Gilbert Stuart (North Kingston 1755-1828 Boston)
This lot is exempt from Sales Tax. PROPERTY OF THE PEDDIE SCHOOL
Gilbert Stuart (North Kingston 1755-1828 Boston)

Portrait of Mrs. John Bartlett (1769-1839), half-length, seated in a gilt armchair

Details
Gilbert Stuart (North Kingston 1755-1828 Boston)
Portrait of Mrs. John Bartlett (1769-1839), half-length, seated in a gilt armchair
oil on panel
28¾ x 23 in. (73 x 58.4 cm.)
Provenance
By descent in the family to Theoda Williams Bartlett (1790-1873), wife of John Standish Foster, and by descent to
Theoda Davis Foster (1811-1888), wife of Solon Wanton Bush, and by descent to
Dr. John Standish Foster Bush (1850-1922), Boston, and by descent to
Theoda Foster Bush (1850-1922), Boston.
with Mortimer Brandt Gallery, New York.
Mr. I. Austin Kelly, III, by whom given to the present owner.
Literature
L. Park, Gilbert Stuart: An Illustrated Descriptive List of His Works, New York, 1926, I, pp. 137-8, no. 63, illustrated.
Exhibited
Boston, Museum of Fine Arts, 1880.
Boston, Copley Hall, Loan Collection of Portraits of Women: for the benefit of the Boston Children's Aid Society and the Sunnyside Day Nursery, March 11-31 1895.
Special notice
This lot is exempt from Sales Tax.

Lot Essay

Abigail Williams, the daughter of Stephen Theoda (Perrin) William of Roxbury, Massachusetts, married in 1789, Dr. John Bartlett, a physician also of Roxbury. He was one of the founders of the Roxbury Charitable Society and of the Humane Society of Massachusetts, as well as being a trustee of the Roxbury Latin School and President of the Bank of Norfolk.

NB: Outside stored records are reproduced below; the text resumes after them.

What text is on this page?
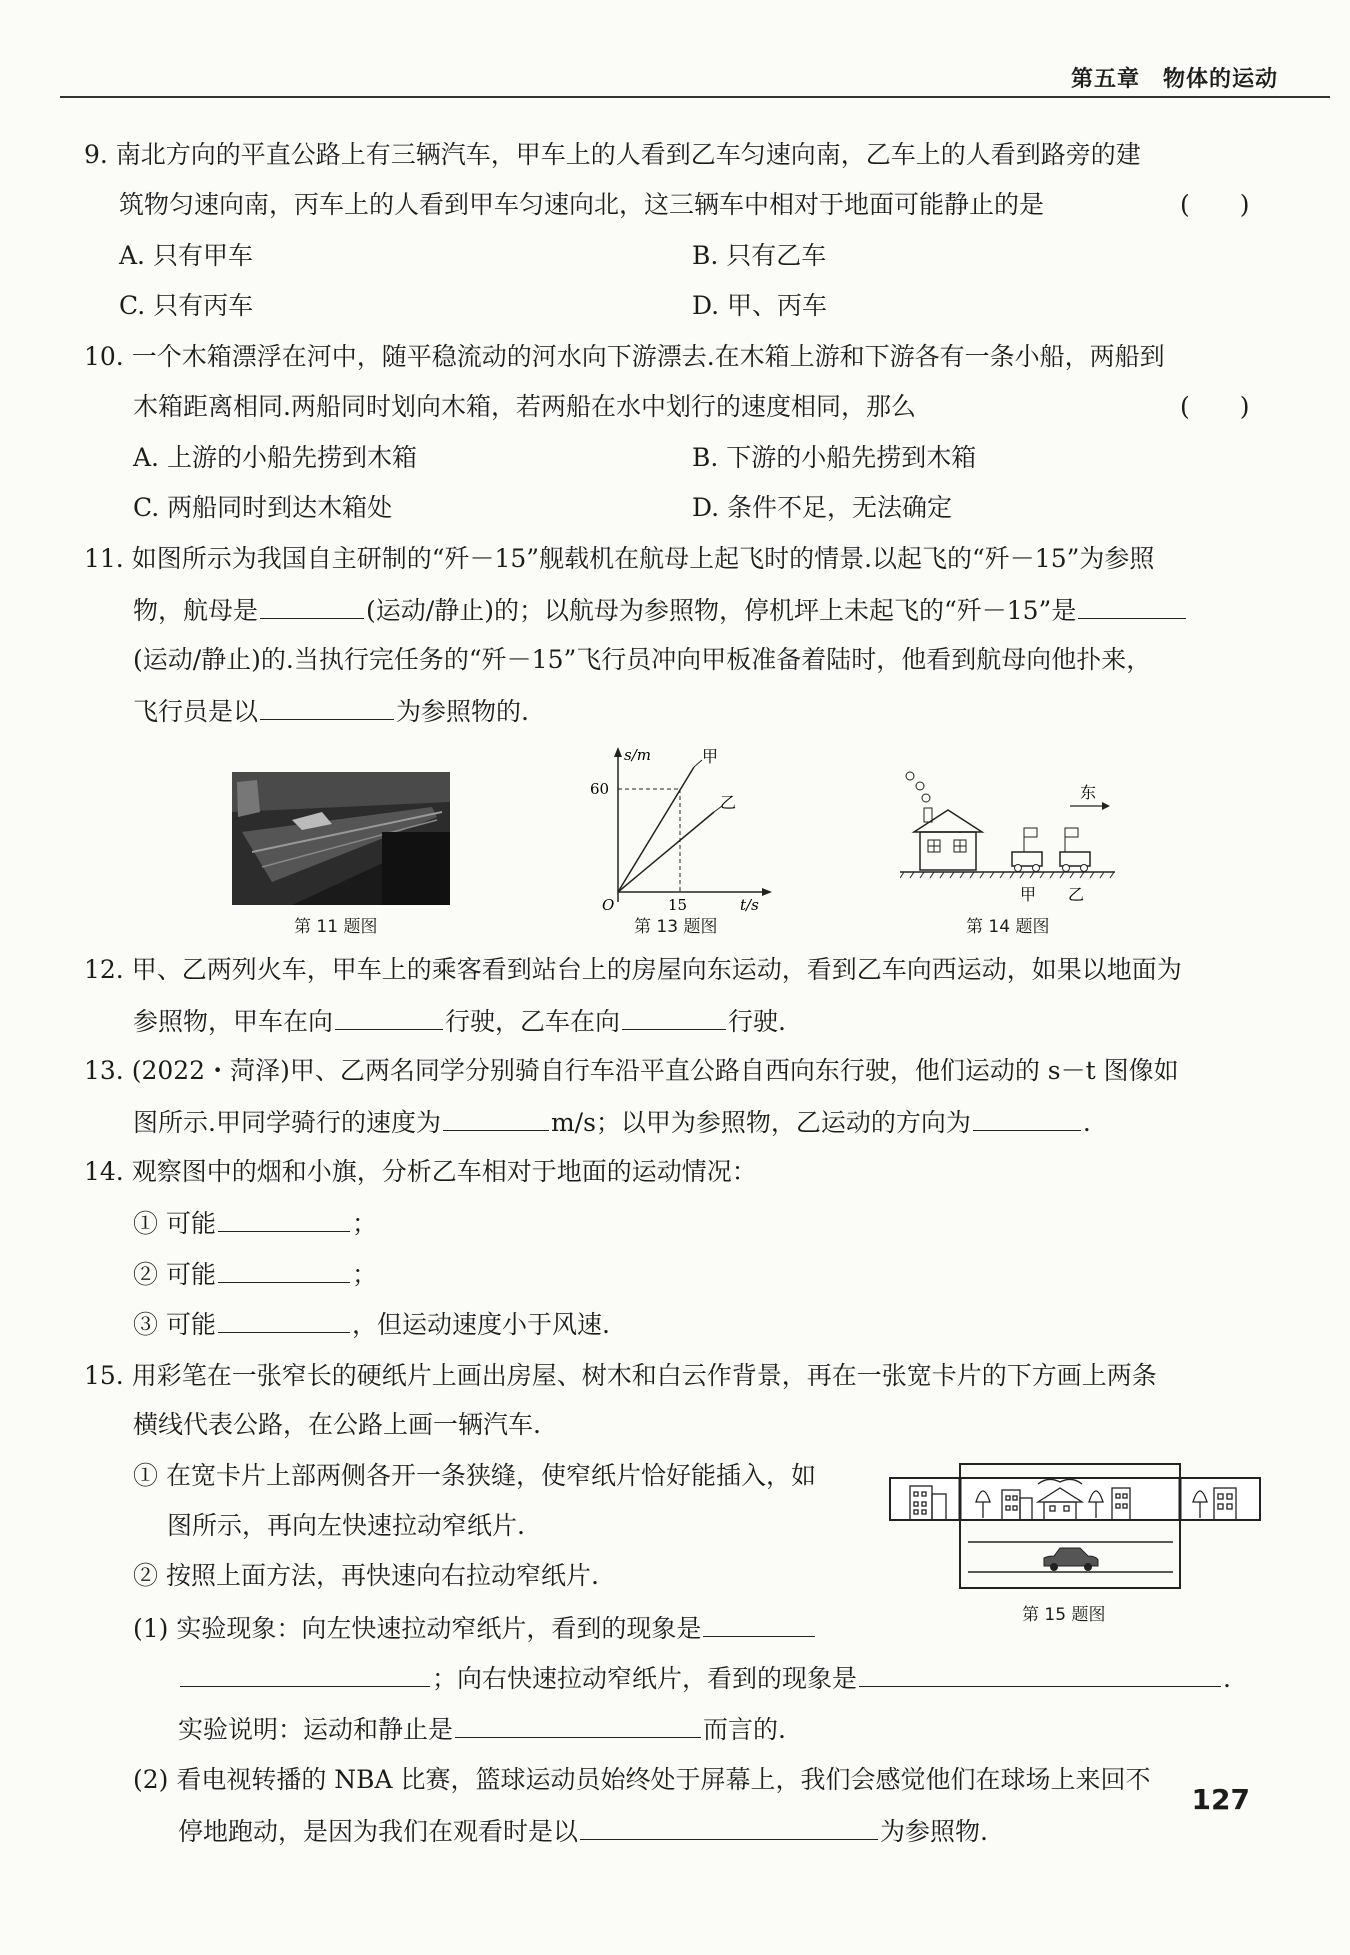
第五章　物体的运动
9. 南北方向的平直公路上有三辆汽车，甲车上的人看到乙车匀速向南，乙车上的人看到路旁的建
筑物匀速向南，丙车上的人看到甲车匀速向北，这三辆车中相对于地面可能静止的是	(　　)
A. 只有甲车	B. 只有乙车
C. 只有丙车	D. 甲、丙车
10. 一个木箱漂浮在河中，随平稳流动的河水向下游漂去.在木箱上游和下游各有一条小船，两船到
木箱距离相同.两船同时划向木箱，若两船在水中划行的速度相同，那么	(　　)
A. 上游的小船先捞到木箱	B. 下游的小船先捞到木箱
C. 两船同时到达木箱处	D. 条件不足，无法确定
11. 如图所示为我国自主研制的“歼－15”舰载机在航母上起飞时的情景.以起飞的“歼－15”为参照
物，航母是	(运动/静止)的；以航母为参照物，停机坪上未起飞的“歼－15”是
(运动/静止)的.当执行完任务的“歼－15”飞行员冲向甲板准备着陆时，他看到航母向他扑来，
飞行员是以	为参照物的.
第 11 题图
s/m
t/s
O
60
15
甲
乙
第 13 题图
东
甲 乙
第 14 题图
12. 甲、乙两列火车，甲车上的乘客看到站台上的房屋向东运动，看到乙车向西运动，如果以地面为
参照物，甲车在向	行驶，乙车在向	行驶.
13. (2022・菏泽)甲、乙两名同学分别骑自行车沿平直公路自西向东行驶，他们运动的 s－t 图像如
图所示.甲同学骑行的速度为	m/s；以甲为参照物，乙运动的方向为	.
14. 观察图中的烟和小旗，分析乙车相对于地面的运动情况：
① 可能	；
② 可能	；
③ 可能	，但运动速度小于风速.
15. 用彩笔在一张窄长的硬纸片上画出房屋、树木和白云作背景，再在一张宽卡片的下方画上两条
横线代表公路，在公路上画一辆汽车.
① 在宽卡片上部两侧各开一条狭缝，使窄纸片恰好能插入，如
图所示，再向左快速拉动窄纸片.
② 按照上面方法，再快速向右拉动窄纸片.
(1) 实验现象：向左快速拉动窄纸片，看到的现象是
；向右快速拉动窄纸片，看到的现象是	.
实验说明：运动和静止是	而言的.
(2) 看电视转播的 NBA 比赛，篮球运动员始终处于屏幕上，我们会感觉他们在球场上来回不
停地跑动，是因为我们在观看时是以	为参照物.
第 15 题图
127
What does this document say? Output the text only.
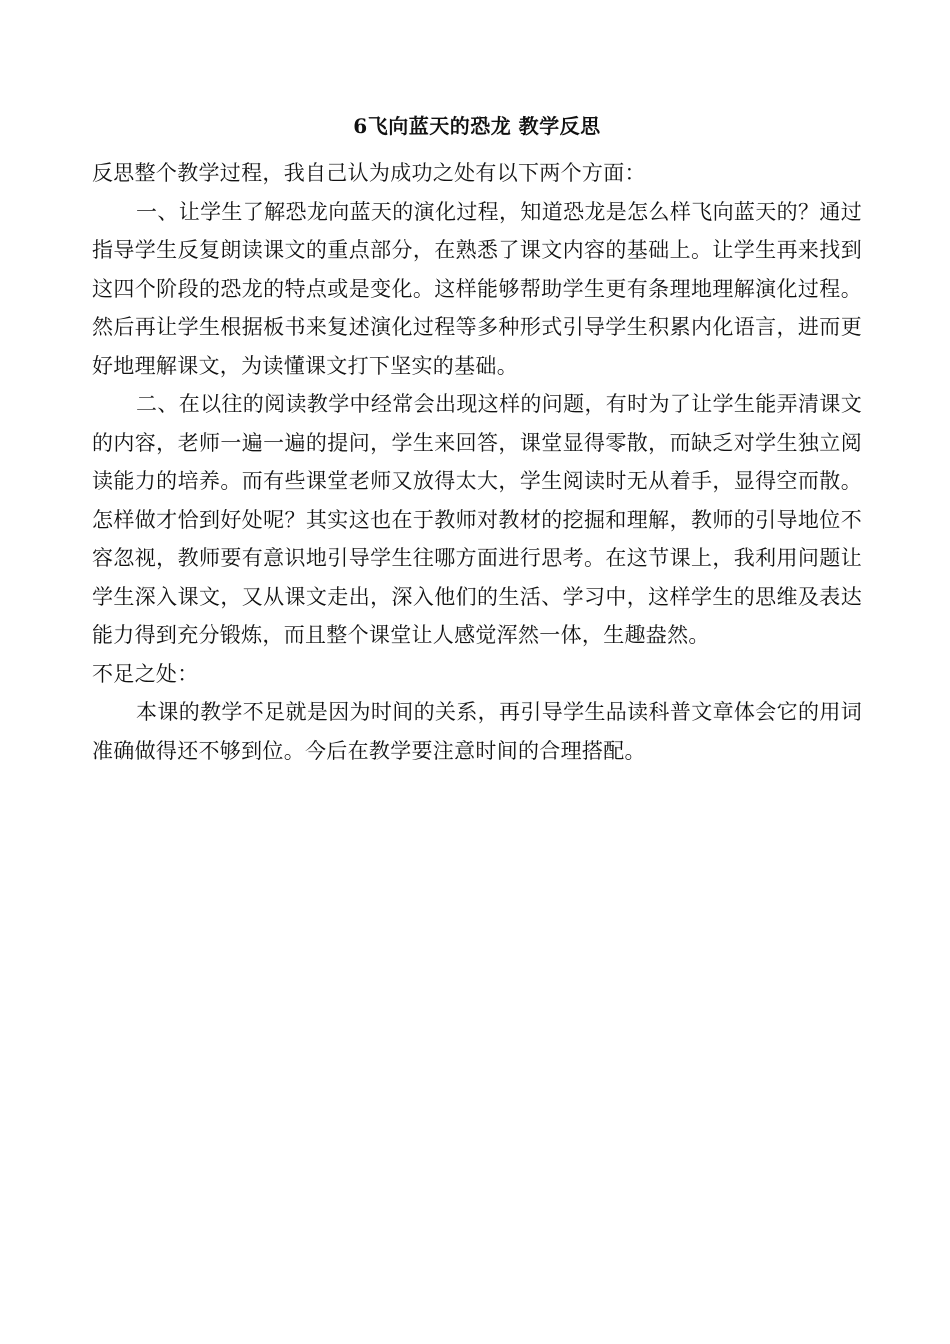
6飞向蓝天的恐龙 教学反思

反思整个教学过程，我自己认为成功之处有以下两个方面：

一、让学生了解恐龙向蓝天的演化过程，知道恐龙是怎么样飞向蓝天的？通过指导学生反复朗读课文的重点部分，在熟悉了课文内容的基础上。让学生再来找到这四个阶段的恐龙的特点或是变化。这样能够帮助学生更有条理地理解演化过程。然后再让学生根据板书来复述演化过程等多种形式引导学生积累内化语言，进而更好地理解课文，为读懂课文打下坚实的基础。

二、在以往的阅读教学中经常会出现这样的问题，有时为了让学生能弄清课文的内容，老师一遍一遍的提问，学生来回答，课堂显得零散，而缺乏对学生独立阅读能力的培养。而有些课堂老师又放得太大，学生阅读时无从着手，显得空而散。怎样做才恰到好处呢？其实这也在于教师对教材的挖掘和理解，教师的引导地位不容忽视，教师要有意识地引导学生往哪方面进行思考。在这节课上，我利用问题让学生深入课文，又从课文走出，深入他们的生活、学习中，这样学生的思维及表达能力得到充分锻炼，而且整个课堂让人感觉浑然一体，生趣盎然。

不足之处：

本课的教学不足就是因为时间的关系，再引导学生品读科普文章体会它的用词准确做得还不够到位。今后在教学要注意时间的合理搭配。
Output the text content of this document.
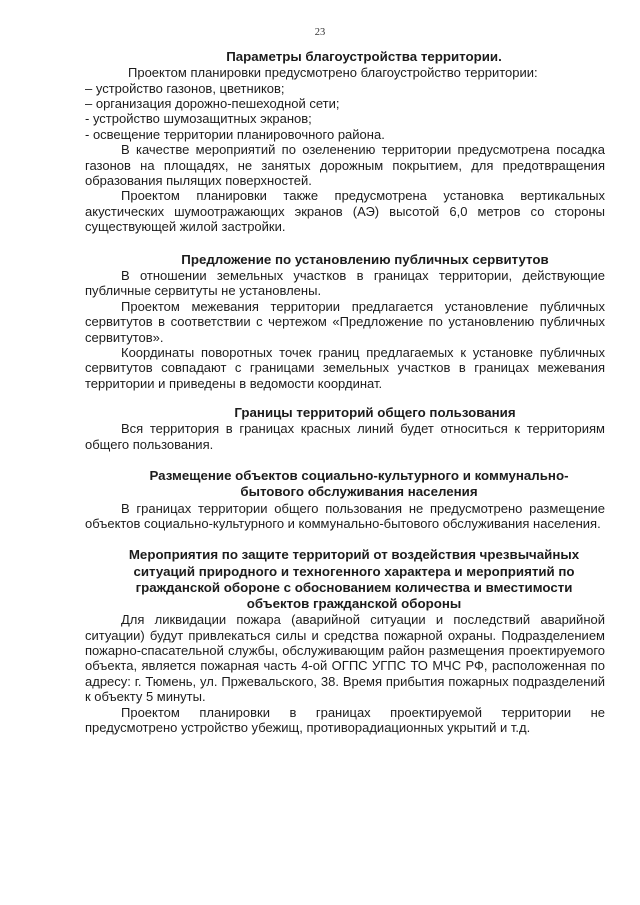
23

Параметры благоустройства территории.

Проектом планировки предусмотрено благоустройство территории:

– устройство газонов, цветников;

– организация дорожно-пешеходной сети;

- устройство шумозащитных экранов;

- освещение территории планировочного района.

В качестве мероприятий по озеленению территории предусмотрена посадка газонов на площадях, не занятых дорожным покрытием, для предотвращения образования пылящих поверхностей.

Проектом планировки также предусмотрена установка вертикальных акустических шумоотражающих экранов (АЭ) высотой 6,0 метров со стороны существующей жилой застройки.

Предложение по установлению публичных сервитутов

В отношении земельных участков в границах территории, действующие публичные сервитуты не установлены.

Проектом межевания территории предлагается установление публичных сервитутов в соответствии с чертежом «Предложение по установлению публичных сервитутов».

Координаты поворотных точек границ предлагаемых к установке публичных сервитутов совпадают с границами земельных участков в границах межевания территории и приведены в ведомости координат.

Границы территорий общего пользования

Вся территория в границах красных линий будет относиться к территориям общего пользования.

Размещение объектов социально-культурного и коммунально-бытового обслуживания населения

В границах территории общего пользования не предусмотрено размещение объектов социально-культурного и коммунально-бытового обслуживания населения.

Мероприятия по защите территорий от воздействия чрезвычайных ситуаций природного и техногенного характера и мероприятий по гражданской обороне с обоснованием количества и вместимости объектов гражданской обороны

Для ликвидации пожара (аварийной ситуации и последствий аварийной ситуации) будут привлекаться силы и средства пожарной охраны. Подразделением пожарно-спасательной службы, обслуживающим район размещения проектируемого объекта, является пожарная часть 4-ой ОГПС УГПС ТО МЧС РФ, расположенная по адресу: г. Тюмень, ул. Пржевальского, 38. Время прибытия пожарных подразделений к объекту 5 минуты.

Проектом планировки в границах проектируемой территории не предусмотрено устройство убежищ, противорадиационных укрытий и т.д.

This excellent example of Gilbert Stuart's female portraiture after his return to his native America, was painted with a companion portrait of her husband at Boston, c. 1814. It is painted, as is typical with many of the portraits from this period, on a wooden panel support over a gesso ground that has been combed to imitate the surface of a woven canvas. She is depicted at half-length in a gilt framed armchair, which must have been a studio prop since it re-appears in a number of Stuart's works, with a European-style sophistication and demeanor that Stuart had absorbed through his years of work in London and Dublin.

Stuart visited Boston in 1805, remaining there for the rest of his life, both delighting and exasperating his clients. Many artists sought his advice; these included John Trumbull, William Dunlap, Thomas Sully, Washington Allston, John Vanderlyn and Samuel F. B. Morse; after his death they drew up a resolution naming him the father of American portraiture. Stuart told Matthew Harris Jouett, 'Never be sparing of colour, load your pictures, but keep your colours as separate as you can. No blending, tis destruction to clear & bea[u]tiful effect. Stuart advised, 'Short and chopping strokes are preferable to swashing handling'.